Sur BBC Afrique, le président du groupe parlementaire Union Progressiste le Renouveau, Aké Natondé, a défendu les amendements constitutionnels récemment adoptés par l’Assemblée nationale. À ses yeux, ces ajustements répondent à une nécessité institutionnelle et visent à renforcer la stabilité politique sans remettre en cause les acquis démocratiques du Bénin.
Une modernisation attendue après trois décennies d’expérience
Invité de l’émission Le Débat sur BBC Afrique, Aké Natondé a rappelé que la Loi fondamentale de 1991 n’avait été retouchée qu’une seule fois en 35 ans. Selon lui, le pays a suffisamment mûri pour adapter certaines règles à la réalité politique actuelle.
« En trente-cinq ans, le Bénin a pu capitaliser sur son expérience institutionnelle. Il était temps d’en tirer les enseignements », souligne-t-il.
Ces révisions auraient ainsi pour objectif d’améliorer le fonctionnement de l’État et la continuité des politiques publiques.
Mandats allongés : plus de temps pour mener les projets à terme
Parmi les évolutions majeures :
le passage du mandat présidentiel de 5 à 7 ans,
l’alignement de la durée des mandats des députés et élus locaux sur ce même cycle.
Une manière, selon le député, d’offrir davantage de visibilité aux réformes de développement et d’éviter les successions trop rapides d’échéances électorales. Il insiste toutefois :
La mesure « ne concerne ni de près ni de loin le mandat en cours du président Patrice Talon », dont la fin reste fixée à 2026.
Un Sénat d’arbitrage pour prévenir les crises institutionnelles
Autre innovation notable : la création d’une chambre haute non élective.
Ce Sénat, constitué d’anciens chefs d’État, d’anciens dirigeants d’institutions et de représentants des forces de défense et de sécurité, ne légiférera pas. Sa mission principale consistera à faciliter l’arbitrage en cas de divergences entre le gouvernement et l’Assemblée nationale.
Pour Aké Natondé, il s’agit d’un mécanisme destiné à « apaiser » la vie politique et à éviter les blocages observés par le passé.
Trêve politique : freiner les campagnes précoces, pas le débat démocratique
La réforme introduit également une trêve politique interdisant les compétitions électorales avant la dernière année des mandats.
Objectif : mettre un terme aux campagnes permanentes, souvent synonymes de tensions et de dérapages.

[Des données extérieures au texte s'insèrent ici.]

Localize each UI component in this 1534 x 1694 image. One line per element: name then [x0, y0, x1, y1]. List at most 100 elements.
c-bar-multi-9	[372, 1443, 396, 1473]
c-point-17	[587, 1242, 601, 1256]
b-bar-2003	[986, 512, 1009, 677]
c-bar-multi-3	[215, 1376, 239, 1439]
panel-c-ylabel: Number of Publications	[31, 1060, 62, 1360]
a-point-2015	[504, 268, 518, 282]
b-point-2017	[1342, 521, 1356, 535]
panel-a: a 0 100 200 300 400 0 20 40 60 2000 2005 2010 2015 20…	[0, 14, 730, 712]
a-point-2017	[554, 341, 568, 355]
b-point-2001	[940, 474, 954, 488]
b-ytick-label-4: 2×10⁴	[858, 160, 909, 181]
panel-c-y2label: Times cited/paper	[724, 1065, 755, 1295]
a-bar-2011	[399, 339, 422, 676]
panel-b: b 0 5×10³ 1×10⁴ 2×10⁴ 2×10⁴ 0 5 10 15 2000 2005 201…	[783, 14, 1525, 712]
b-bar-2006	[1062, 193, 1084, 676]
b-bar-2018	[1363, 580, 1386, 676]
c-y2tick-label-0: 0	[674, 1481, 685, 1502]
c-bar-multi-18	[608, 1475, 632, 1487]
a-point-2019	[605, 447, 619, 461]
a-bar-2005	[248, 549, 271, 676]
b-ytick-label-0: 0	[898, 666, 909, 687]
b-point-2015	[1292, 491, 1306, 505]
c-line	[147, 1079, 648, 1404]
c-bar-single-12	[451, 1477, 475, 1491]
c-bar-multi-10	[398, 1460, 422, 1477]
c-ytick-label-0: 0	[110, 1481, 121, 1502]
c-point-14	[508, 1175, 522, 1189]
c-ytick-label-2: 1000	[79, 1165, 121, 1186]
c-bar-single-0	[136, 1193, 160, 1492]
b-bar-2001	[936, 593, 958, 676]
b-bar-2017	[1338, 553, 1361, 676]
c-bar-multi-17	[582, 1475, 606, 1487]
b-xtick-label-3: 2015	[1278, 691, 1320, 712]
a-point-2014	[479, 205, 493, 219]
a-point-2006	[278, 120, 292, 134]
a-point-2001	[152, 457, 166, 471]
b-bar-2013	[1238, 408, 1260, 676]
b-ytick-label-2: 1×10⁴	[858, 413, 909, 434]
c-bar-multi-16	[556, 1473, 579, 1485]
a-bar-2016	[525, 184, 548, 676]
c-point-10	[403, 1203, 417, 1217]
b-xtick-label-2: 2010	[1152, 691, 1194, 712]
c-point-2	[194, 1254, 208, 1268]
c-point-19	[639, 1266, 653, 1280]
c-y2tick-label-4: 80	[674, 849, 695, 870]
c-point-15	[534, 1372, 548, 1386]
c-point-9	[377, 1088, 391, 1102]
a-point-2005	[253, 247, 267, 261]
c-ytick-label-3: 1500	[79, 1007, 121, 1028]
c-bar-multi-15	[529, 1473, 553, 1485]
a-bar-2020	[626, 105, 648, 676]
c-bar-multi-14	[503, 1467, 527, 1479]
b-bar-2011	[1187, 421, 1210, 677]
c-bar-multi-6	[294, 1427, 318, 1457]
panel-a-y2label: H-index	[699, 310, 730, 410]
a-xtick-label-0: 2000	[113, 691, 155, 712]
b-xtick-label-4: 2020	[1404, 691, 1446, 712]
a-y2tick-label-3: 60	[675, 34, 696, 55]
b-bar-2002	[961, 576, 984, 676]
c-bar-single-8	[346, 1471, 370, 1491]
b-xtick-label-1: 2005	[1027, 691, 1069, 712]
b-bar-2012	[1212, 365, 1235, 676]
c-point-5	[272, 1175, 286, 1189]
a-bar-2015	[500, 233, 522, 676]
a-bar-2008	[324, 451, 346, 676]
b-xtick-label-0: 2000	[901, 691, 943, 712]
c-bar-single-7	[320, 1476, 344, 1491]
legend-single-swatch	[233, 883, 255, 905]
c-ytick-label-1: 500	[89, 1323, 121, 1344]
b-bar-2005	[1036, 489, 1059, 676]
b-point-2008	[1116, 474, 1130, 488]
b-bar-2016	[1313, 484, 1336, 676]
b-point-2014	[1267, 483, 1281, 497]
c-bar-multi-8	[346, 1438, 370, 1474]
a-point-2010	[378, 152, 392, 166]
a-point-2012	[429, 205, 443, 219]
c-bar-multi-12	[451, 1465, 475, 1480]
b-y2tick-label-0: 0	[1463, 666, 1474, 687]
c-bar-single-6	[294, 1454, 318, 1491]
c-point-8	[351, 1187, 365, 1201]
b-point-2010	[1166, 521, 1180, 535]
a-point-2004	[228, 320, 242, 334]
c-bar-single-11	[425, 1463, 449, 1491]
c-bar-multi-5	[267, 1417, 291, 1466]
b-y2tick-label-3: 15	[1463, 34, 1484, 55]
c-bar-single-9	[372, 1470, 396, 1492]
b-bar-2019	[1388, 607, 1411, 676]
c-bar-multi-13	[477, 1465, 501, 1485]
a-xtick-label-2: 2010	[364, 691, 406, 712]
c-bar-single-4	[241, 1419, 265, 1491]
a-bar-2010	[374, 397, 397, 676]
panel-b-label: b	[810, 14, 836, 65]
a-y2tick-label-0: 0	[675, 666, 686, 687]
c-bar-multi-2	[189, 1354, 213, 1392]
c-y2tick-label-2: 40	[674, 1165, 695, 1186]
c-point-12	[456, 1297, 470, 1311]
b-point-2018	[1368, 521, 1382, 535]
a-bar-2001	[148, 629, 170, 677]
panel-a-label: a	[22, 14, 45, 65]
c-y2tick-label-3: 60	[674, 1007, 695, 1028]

Le député rassure néanmoins :
« Le débat d’idées, la critique politique et les manifestations citoyennes restent pleinement garantis ».
« Notre démocratie sort plus forte »
Face aux inquiétudes d’une partie de l’opinion sur un glissement autoritaire, Aké Natondé réaffirme la solidité du système démocratique béninois :
« La réforme n’affaiblit aucune institution de contrôle. La Cour constitutionnelle garde l’intégralité de ses pouvoirs. La démocratie béninoise n’est pas affaiblie. Elle se renforce. »
Pour lui, cette révision est une étape de consolidation, non un recul.